A bucket holds up to B tokens and refills at R tokens/sec. Each request consumes one token; if the bucket is empty, the request is rejected (or queued).

refill: tokens = min(B, tokens + R * elapsed)
allow request if tokens >= 1: tokens -= 1, else reject
  • Bursts: allowed, up to the bucket size B. If traffic was idle, tokens accumulate (to a cap), so a sudden burst of up to B is served immediately — then it’s limited to the steady rate R.
  • Feel: “average rate R, but tolerate short spikes.” Matches real user behavior (people click in bursts).
  • State: just a token count + last-refill timestamp per key — cheap, easy to distribute (store in Redis).
  • Used by: most API rate limiters (Stripe, AWS, etc.) — it’s the common default.

Leaky bucket

Requests enter a queue (the bucket) and are processed — “leak” — at a fixed rate, like water draining through a hole. If the queue is full, new requests overflow and are dropped.
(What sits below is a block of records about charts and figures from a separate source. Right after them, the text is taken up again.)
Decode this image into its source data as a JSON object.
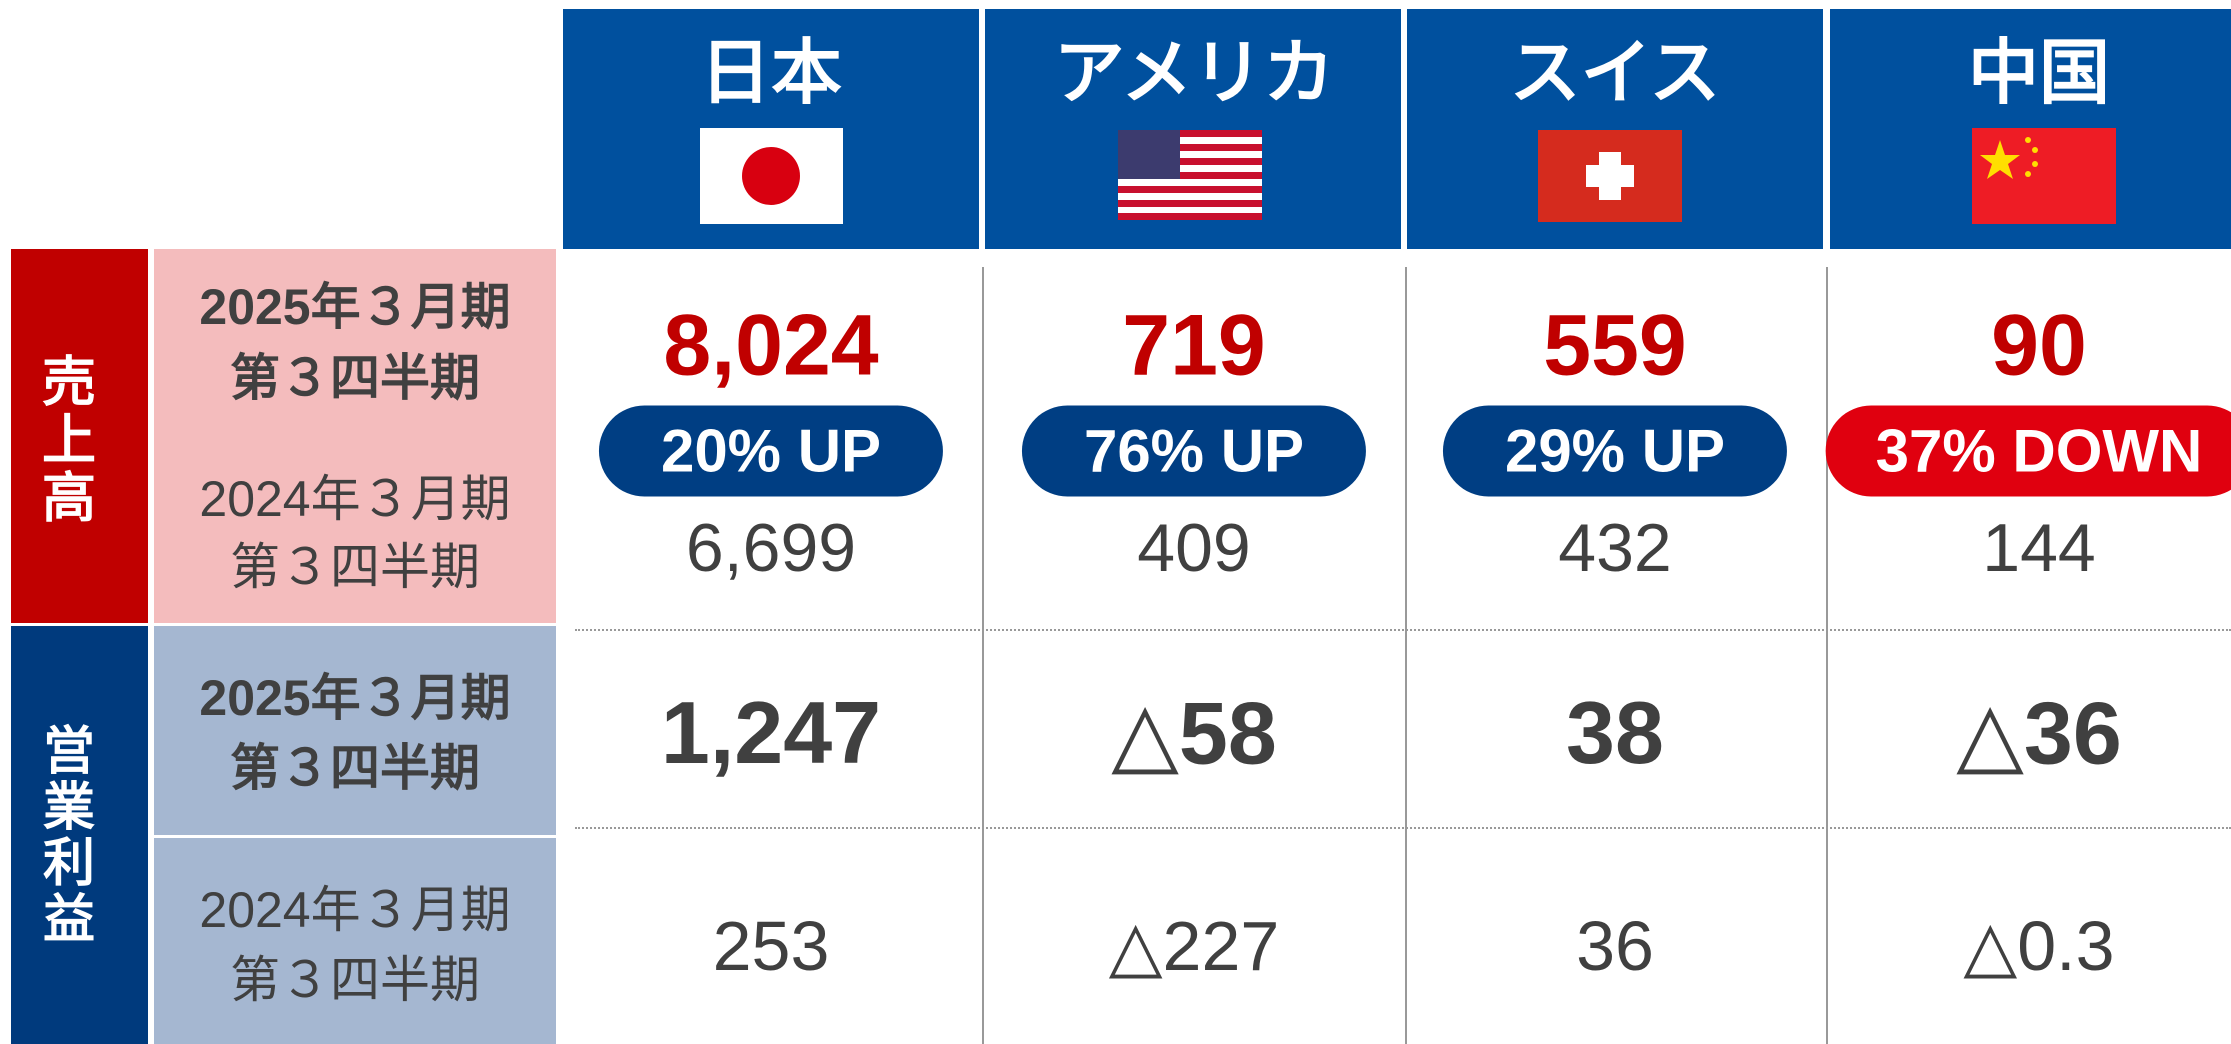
{
  "columns": [
    "日本",
    "アメリカ",
    "スイス",
    "中国"
  ],
  "sales": {
    "label": "売上高",
    "current_period": [
      "2025年３月期",
      "第３四半期"
    ],
    "previous_period": [
      "2024年３月期",
      "第３四半期"
    ],
    "current": [
      "8,024",
      "719",
      "559",
      "90"
    ],
    "change": [
      "20% UP",
      "76% UP",
      "29% UP",
      "37% DOWN"
    ],
    "previous": [
      "6,699",
      "409",
      "432",
      "144"
    ]
  },
  "operating_profit": {
    "label": "営業利益",
    "current_period": [
      "2025年３月期",
      "第３四半期"
    ],
    "previous_period": [
      "2024年３月期",
      "第３四半期"
    ],
    "current": [
      "1,247",
      "△58",
      "38",
      "△36"
    ],
    "previous": [
      "253",
      "△227",
      "36",
      "△0.3"
    ]
  }
}
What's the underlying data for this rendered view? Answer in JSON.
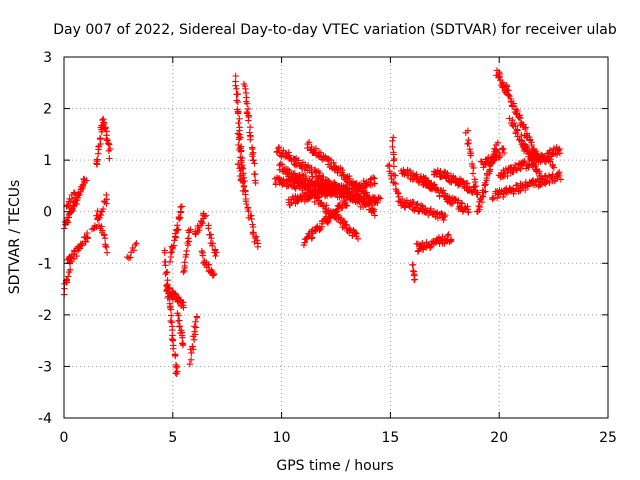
{
  "chart_data": {
    "type": "scatter",
    "title": "Day 007 of 2022, Sidereal Day-to-day VTEC variation (SDTVAR) for receiver ulab",
    "xlabel": "GPS time / hours",
    "ylabel": "SDTVAR / TECUs",
    "xlim": [
      0,
      25
    ],
    "ylim": [
      -4,
      3
    ],
    "xticks": [
      0,
      5,
      10,
      15,
      20,
      25
    ],
    "yticks": [
      -4,
      -3,
      -2,
      -1,
      0,
      1,
      2,
      3
    ],
    "grid": true,
    "marker": "plus",
    "color": "#ff0000",
    "segments": [
      {
        "x0": 0.0,
        "y0": -0.3,
        "x1": 1.0,
        "y1": 0.65,
        "n": 45
      },
      {
        "x0": 0.0,
        "y0": -1.55,
        "x1": 0.3,
        "y1": -1.0,
        "n": 14
      },
      {
        "x0": 0.2,
        "y0": -1.0,
        "x1": 1.1,
        "y1": -0.45,
        "n": 32
      },
      {
        "x0": 0.1,
        "y0": 0.1,
        "x1": 0.5,
        "y1": 0.35,
        "n": 12
      },
      {
        "x0": 1.5,
        "y0": 0.9,
        "x1": 1.8,
        "y1": 1.8,
        "n": 20
      },
      {
        "x0": 1.8,
        "y0": 1.8,
        "x1": 2.1,
        "y1": 1.1,
        "n": 18
      },
      {
        "x0": 1.3,
        "y0": -0.4,
        "x1": 2.0,
        "y1": 0.3,
        "n": 18
      },
      {
        "x0": 1.5,
        "y0": 0.0,
        "x1": 2.0,
        "y1": -0.75,
        "n": 16
      },
      {
        "x0": 2.9,
        "y0": -0.9,
        "x1": 3.3,
        "y1": -0.6,
        "n": 8
      },
      {
        "x0": 4.6,
        "y0": -0.8,
        "x1": 5.2,
        "y1": -3.2,
        "n": 40
      },
      {
        "x0": 4.7,
        "y0": -1.5,
        "x1": 5.5,
        "y1": -1.8,
        "n": 35
      },
      {
        "x0": 4.9,
        "y0": -0.9,
        "x1": 5.4,
        "y1": 0.1,
        "n": 25
      },
      {
        "x0": 5.2,
        "y0": -2.0,
        "x1": 5.5,
        "y1": -2.6,
        "n": 14
      },
      {
        "x0": 5.5,
        "y0": -1.2,
        "x1": 5.8,
        "y1": -0.3,
        "n": 16
      },
      {
        "x0": 5.8,
        "y0": -2.9,
        "x1": 6.1,
        "y1": -2.0,
        "n": 16
      },
      {
        "x0": 6.0,
        "y0": -0.5,
        "x1": 6.5,
        "y1": 0.0,
        "n": 18
      },
      {
        "x0": 6.3,
        "y0": -0.8,
        "x1": 6.9,
        "y1": -1.3,
        "n": 20
      },
      {
        "x0": 6.6,
        "y0": -0.3,
        "x1": 7.0,
        "y1": -0.9,
        "n": 14
      },
      {
        "x0": 7.9,
        "y0": 2.6,
        "x1": 8.2,
        "y1": 0.8,
        "n": 30
      },
      {
        "x0": 8.0,
        "y0": 0.9,
        "x1": 8.9,
        "y1": -0.7,
        "n": 35
      },
      {
        "x0": 8.3,
        "y0": 2.5,
        "x1": 8.8,
        "y1": 0.6,
        "n": 30
      },
      {
        "x0": 8.0,
        "y0": 1.5,
        "x1": 8.3,
        "y1": 0.5,
        "n": 14
      },
      {
        "x0": 9.7,
        "y0": 0.6,
        "x1": 14.5,
        "y1": 0.2,
        "n": 150
      },
      {
        "x0": 9.8,
        "y0": 1.2,
        "x1": 14.3,
        "y1": 0.0,
        "n": 140
      },
      {
        "x0": 9.9,
        "y0": 0.9,
        "x1": 13.5,
        "y1": -0.5,
        "n": 110
      },
      {
        "x0": 10.3,
        "y0": 0.2,
        "x1": 14.3,
        "y1": 0.6,
        "n": 120
      },
      {
        "x0": 11.2,
        "y0": 1.3,
        "x1": 14.0,
        "y1": 0.3,
        "n": 90
      },
      {
        "x0": 10.6,
        "y0": 0.7,
        "x1": 12.5,
        "y1": 0.4,
        "n": 50
      },
      {
        "x0": 11.0,
        "y0": -0.6,
        "x1": 13.0,
        "y1": 0.2,
        "n": 60
      },
      {
        "x0": 15.1,
        "y0": 1.4,
        "x1": 15.2,
        "y1": 0.7,
        "n": 10
      },
      {
        "x0": 14.9,
        "y0": 0.9,
        "x1": 15.4,
        "y1": 0.3,
        "n": 14
      },
      {
        "x0": 15.4,
        "y0": 0.2,
        "x1": 17.5,
        "y1": -0.1,
        "n": 60
      },
      {
        "x0": 15.5,
        "y0": 0.8,
        "x1": 17.0,
        "y1": 0.5,
        "n": 50
      },
      {
        "x0": 16.0,
        "y0": -1.0,
        "x1": 16.1,
        "y1": -1.3,
        "n": 8
      },
      {
        "x0": 16.2,
        "y0": -0.7,
        "x1": 17.8,
        "y1": -0.5,
        "n": 50
      },
      {
        "x0": 16.5,
        "y0": 0.6,
        "x1": 18.6,
        "y1": 0.0,
        "n": 70
      },
      {
        "x0": 17.0,
        "y0": 0.8,
        "x1": 19.0,
        "y1": 0.4,
        "n": 70
      },
      {
        "x0": 18.5,
        "y0": 1.6,
        "x1": 18.9,
        "y1": 0.5,
        "n": 16
      },
      {
        "x0": 19.0,
        "y0": 0.0,
        "x1": 19.9,
        "y1": 1.3,
        "n": 40
      },
      {
        "x0": 19.2,
        "y0": 0.9,
        "x1": 20.2,
        "y1": 1.2,
        "n": 30
      },
      {
        "x0": 19.9,
        "y0": 2.7,
        "x1": 20.3,
        "y1": 2.3,
        "n": 18
      },
      {
        "x0": 20.3,
        "y0": 2.4,
        "x1": 21.8,
        "y1": 1.0,
        "n": 55
      },
      {
        "x0": 19.7,
        "y0": 0.3,
        "x1": 22.8,
        "y1": 0.7,
        "n": 90
      },
      {
        "x0": 20.0,
        "y0": 0.7,
        "x1": 22.8,
        "y1": 1.2,
        "n": 80
      },
      {
        "x0": 20.5,
        "y0": 1.8,
        "x1": 22.0,
        "y1": 0.6,
        "n": 45
      },
      {
        "x0": 21.0,
        "y0": 1.3,
        "x1": 22.5,
        "y1": 0.9,
        "n": 40
      }
    ]
  }
}
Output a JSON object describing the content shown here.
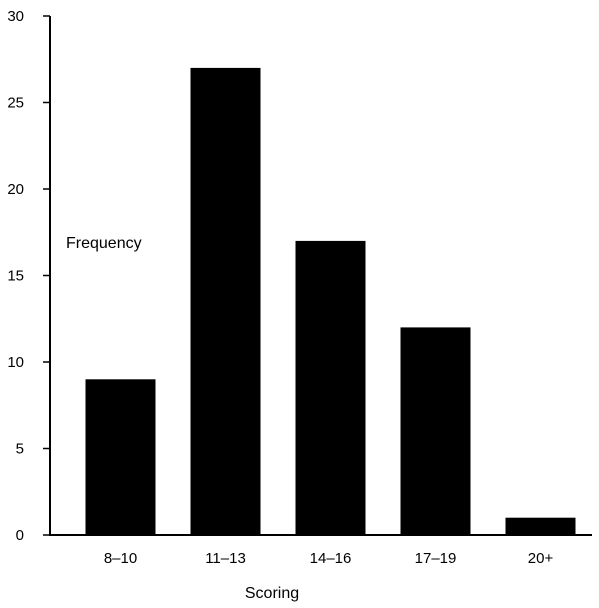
{
  "chart_data": {
    "type": "bar",
    "title": "",
    "xlabel": "Scoring",
    "ylabel": "Frequency",
    "categories": [
      "8–10",
      "11–13",
      "14–16",
      "17–19",
      "20+"
    ],
    "values": [
      9,
      27,
      17,
      12,
      1
    ],
    "ylim": [
      0,
      30
    ],
    "yticks": [
      0,
      5,
      10,
      15,
      20,
      25,
      30
    ],
    "grid": false,
    "legend": "none",
    "bar_color": "#000000"
  }
}
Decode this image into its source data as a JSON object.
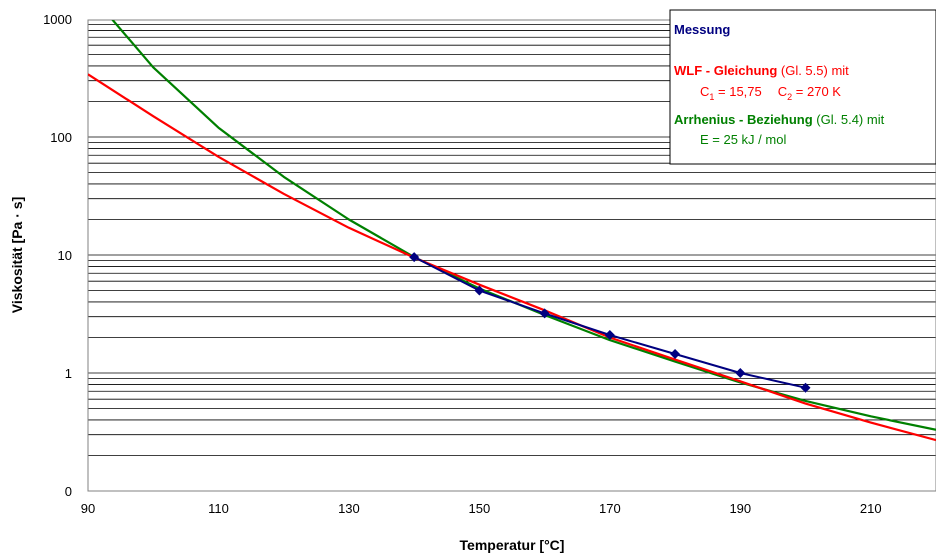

queue requests; process exactly R per second;
if queue is full (capacity B): drop the new request
  • Bursts: smoothed away. Output is a perfectly constant rate regardless of how bursty the input was — a burst just fills the queue and drains steadily.
  • Feel: “strictly constant output rate.” Great for traffic shaping protecting a downstream that can only handle a fixed throughput.
  • Cost: queued requests wait (added latency), and bursts beyond the queue are dropped; you maintain an actual queue.

The core difference

Token bucket allows bursts (up to the bucket) then limits the average. Leaky bucket forbids bursts — it enforces a smooth, constant output rate.

Pick token bucket when occasional bursts are fine and you care about the average (typical API limits). Pick leaky bucket when a downstream needs a strictly even flow no matter the input shape.

The window-based alternatives (worth knowing)

Rate limiting also gets done with counters over time windows:

  • Fixed window — count requests per fixed interval (e.g. per minute), reset at the boundary. Simple, but allows a 2× burst at the boundary (end of one window + start of the next).
  • Sliding window log — store timestamps and count those within the last 60s. Accurate, but memory-heavy.
  • Sliding window counter — blend the current and previous fixed windows by weight. A cheap, accurate-enough middle ground that fixes the boundary spike.

The interview cue

When a design needs an API rate limiter (a whole Chapter 4 problem), reach for token bucket: “Token bucket per API key in Redis — B burst capacity refilling at R/sec — so we tolerate natural bursts but cap the sustained rate. If a fragile downstream needed a perfectly constant feed, I’d use a leaky bucket to shape it. At scale I’d note the boundary-burst flaw of fixed windows and prefer a sliding window counter.” Naming the burst behavior of each is exactly the distinction being tested.